Having such an important history with Melbourne, Tom insisted that the Demon spirit remained strong within the Flower family.
“It’s very exciting for the whole family,” he said.
“Rob’s four children are all mad Demon supporters.
“The excitement is fantastic, but if they win, they win. If they lose, we won’t be guttered because they’ve had a great season.”
Having watched such positive wins throughout the season, Tom said he has a strong belief that 2021 could be the year the Demons break the longest remaining drought in the competition.
“It’s one of the strongest Melbourne sides I’ve ever seen since I’ve been following the Dees,” he said.
“I think this year, the players have been together for so long and there’s been such a build up over a long period to get to this point.
“It looks like it’s all starting to come together.”
Like many Melbourne fans, Tom and his family have spent a fair chunk of the season in a COVID lockdown, unable to physically attend games.

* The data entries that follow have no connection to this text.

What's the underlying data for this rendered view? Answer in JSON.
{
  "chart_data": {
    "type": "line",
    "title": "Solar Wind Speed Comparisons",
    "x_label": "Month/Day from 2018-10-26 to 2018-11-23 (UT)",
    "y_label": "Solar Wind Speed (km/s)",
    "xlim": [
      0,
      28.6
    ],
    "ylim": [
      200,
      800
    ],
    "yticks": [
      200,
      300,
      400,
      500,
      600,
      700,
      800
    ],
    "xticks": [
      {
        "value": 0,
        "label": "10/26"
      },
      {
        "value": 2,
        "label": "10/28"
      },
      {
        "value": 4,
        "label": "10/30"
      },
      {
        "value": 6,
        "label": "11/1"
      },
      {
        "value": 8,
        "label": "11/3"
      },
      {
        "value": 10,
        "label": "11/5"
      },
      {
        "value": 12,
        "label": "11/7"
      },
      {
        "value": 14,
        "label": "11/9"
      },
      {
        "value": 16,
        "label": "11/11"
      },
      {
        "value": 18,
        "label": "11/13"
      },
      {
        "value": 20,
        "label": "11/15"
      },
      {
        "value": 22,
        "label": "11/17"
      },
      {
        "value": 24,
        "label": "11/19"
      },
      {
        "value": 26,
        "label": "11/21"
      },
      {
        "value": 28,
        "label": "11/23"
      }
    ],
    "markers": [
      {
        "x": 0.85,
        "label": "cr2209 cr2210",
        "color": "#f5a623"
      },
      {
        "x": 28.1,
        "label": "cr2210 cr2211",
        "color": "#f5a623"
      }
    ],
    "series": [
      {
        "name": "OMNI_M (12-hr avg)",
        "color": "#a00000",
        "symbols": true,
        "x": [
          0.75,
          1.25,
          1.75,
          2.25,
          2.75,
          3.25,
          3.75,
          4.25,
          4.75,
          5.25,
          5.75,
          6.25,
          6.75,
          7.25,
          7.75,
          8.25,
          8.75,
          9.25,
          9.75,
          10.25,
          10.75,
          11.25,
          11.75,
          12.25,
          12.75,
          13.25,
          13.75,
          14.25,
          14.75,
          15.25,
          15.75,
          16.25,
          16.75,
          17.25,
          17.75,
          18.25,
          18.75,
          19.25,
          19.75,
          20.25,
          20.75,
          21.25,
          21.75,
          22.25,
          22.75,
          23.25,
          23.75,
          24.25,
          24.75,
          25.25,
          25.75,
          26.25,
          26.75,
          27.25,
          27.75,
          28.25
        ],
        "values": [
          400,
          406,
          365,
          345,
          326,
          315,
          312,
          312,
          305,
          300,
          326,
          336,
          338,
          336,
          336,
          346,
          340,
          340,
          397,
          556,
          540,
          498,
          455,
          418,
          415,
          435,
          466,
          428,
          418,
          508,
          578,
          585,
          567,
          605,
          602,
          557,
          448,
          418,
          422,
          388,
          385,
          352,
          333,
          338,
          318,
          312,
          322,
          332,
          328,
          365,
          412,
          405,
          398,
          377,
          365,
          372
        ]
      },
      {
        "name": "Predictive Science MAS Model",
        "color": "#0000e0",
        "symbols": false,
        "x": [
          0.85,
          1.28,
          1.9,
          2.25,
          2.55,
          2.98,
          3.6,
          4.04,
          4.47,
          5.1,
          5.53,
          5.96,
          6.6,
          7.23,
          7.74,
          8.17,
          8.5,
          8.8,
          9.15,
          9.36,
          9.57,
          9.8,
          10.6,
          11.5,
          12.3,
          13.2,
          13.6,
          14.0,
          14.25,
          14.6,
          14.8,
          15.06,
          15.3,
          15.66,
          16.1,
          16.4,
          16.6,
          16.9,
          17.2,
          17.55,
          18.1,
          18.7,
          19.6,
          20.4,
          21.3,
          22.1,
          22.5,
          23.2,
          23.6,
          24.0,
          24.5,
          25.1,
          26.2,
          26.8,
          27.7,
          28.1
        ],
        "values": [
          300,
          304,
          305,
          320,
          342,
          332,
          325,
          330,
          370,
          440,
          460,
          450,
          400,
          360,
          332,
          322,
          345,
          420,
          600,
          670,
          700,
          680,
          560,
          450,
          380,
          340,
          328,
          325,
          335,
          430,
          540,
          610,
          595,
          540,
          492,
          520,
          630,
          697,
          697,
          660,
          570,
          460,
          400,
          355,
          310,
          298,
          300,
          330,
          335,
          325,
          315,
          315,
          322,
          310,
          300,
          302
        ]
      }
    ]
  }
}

And while it hasn’t been an ideal year, Tom said the way the Demons have played has brought himself and his family needed joy.
“We’ve been watching a lot of footy in lockdown and of course every single Melbourne game,” he said.
“We’ve been rapt with how they’ve played this year.
“It’s given everyone an extra buzz about them and I’m quietly confident the boys can do it.
“Either way, they’ve really made a bad year special for all the Melbourne supporters.”